In a TED Talk a South African, son of a white safari owner and who met Nelson Mandela as a boy, eulogised also over an employee born under a tree and brought up in the bush. This employee could turn his hand to anything which, considering his simple upbringing, the guy found amazing. He was also ‘pathologically helpful.’ The guy used this employee as an example of ‘ubuntu’ an African word meaning; “I am because of you”, but that I know as a version of the Linux open source operating system. So how did this employee who didn’t know the meaning of the word school learn so many skills? Could it be because of ubuntu? It feels an almost perverse concept when we’re used to thinking in terms of self-expression, self worth, success, celebrity and hierarchical power that our schools, commerce and politics are structured on. But ubuntu turns them on their head. It suggests a state of being where our very existence is predicated on being in an equal relationship with everything we encounter. Imagine then the employee’s reaction to a broken down truck. He knows nothing of mechanics but will ‘see’ what’s in front of him in a spirit of curious helpfulness. He is both the servant of the truck and its master mastering the fault and serving the truck. He will enjoy his personal achievement and the achievement of the truck in equal measure.
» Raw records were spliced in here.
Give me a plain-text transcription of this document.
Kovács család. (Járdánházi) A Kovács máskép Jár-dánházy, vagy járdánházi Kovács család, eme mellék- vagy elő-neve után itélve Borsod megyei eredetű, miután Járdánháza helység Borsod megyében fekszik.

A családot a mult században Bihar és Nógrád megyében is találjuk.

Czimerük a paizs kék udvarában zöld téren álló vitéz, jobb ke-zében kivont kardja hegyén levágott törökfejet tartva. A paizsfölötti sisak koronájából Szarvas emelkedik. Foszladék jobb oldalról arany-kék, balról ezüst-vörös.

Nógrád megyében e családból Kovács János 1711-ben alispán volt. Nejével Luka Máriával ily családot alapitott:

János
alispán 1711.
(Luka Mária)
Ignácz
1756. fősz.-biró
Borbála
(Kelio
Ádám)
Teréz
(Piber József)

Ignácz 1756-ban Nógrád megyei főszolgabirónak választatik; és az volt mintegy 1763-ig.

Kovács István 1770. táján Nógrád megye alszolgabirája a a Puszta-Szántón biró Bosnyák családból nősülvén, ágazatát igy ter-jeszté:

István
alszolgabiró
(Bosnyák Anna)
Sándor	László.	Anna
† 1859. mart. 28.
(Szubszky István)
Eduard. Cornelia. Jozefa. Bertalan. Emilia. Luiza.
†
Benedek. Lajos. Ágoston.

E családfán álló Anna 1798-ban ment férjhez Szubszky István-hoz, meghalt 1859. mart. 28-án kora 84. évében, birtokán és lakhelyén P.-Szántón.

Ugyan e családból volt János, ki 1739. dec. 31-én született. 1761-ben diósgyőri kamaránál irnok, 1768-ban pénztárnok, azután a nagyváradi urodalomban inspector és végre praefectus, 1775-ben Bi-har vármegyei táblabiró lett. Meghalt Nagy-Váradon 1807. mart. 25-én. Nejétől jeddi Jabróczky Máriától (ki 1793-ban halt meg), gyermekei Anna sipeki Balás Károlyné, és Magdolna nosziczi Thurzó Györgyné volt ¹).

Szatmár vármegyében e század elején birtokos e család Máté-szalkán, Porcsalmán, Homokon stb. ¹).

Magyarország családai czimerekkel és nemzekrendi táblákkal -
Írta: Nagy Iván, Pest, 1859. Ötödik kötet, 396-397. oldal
He will learn ‘because of the truck’ and be grateful to it. Personal progress, self-expression and self worth will result from the experience but it will not have been his goal, he will have served the truck not bettered it. He will not in his ubuntu relationship with the world feel a jot elevated or more important.
Ububtu shows the disaster that is our education system. In almost every respect it is the reverse. I know precious few people who approach life in this ubuntu way but those that do are immensely capable, knowledgeable and inevitably successful.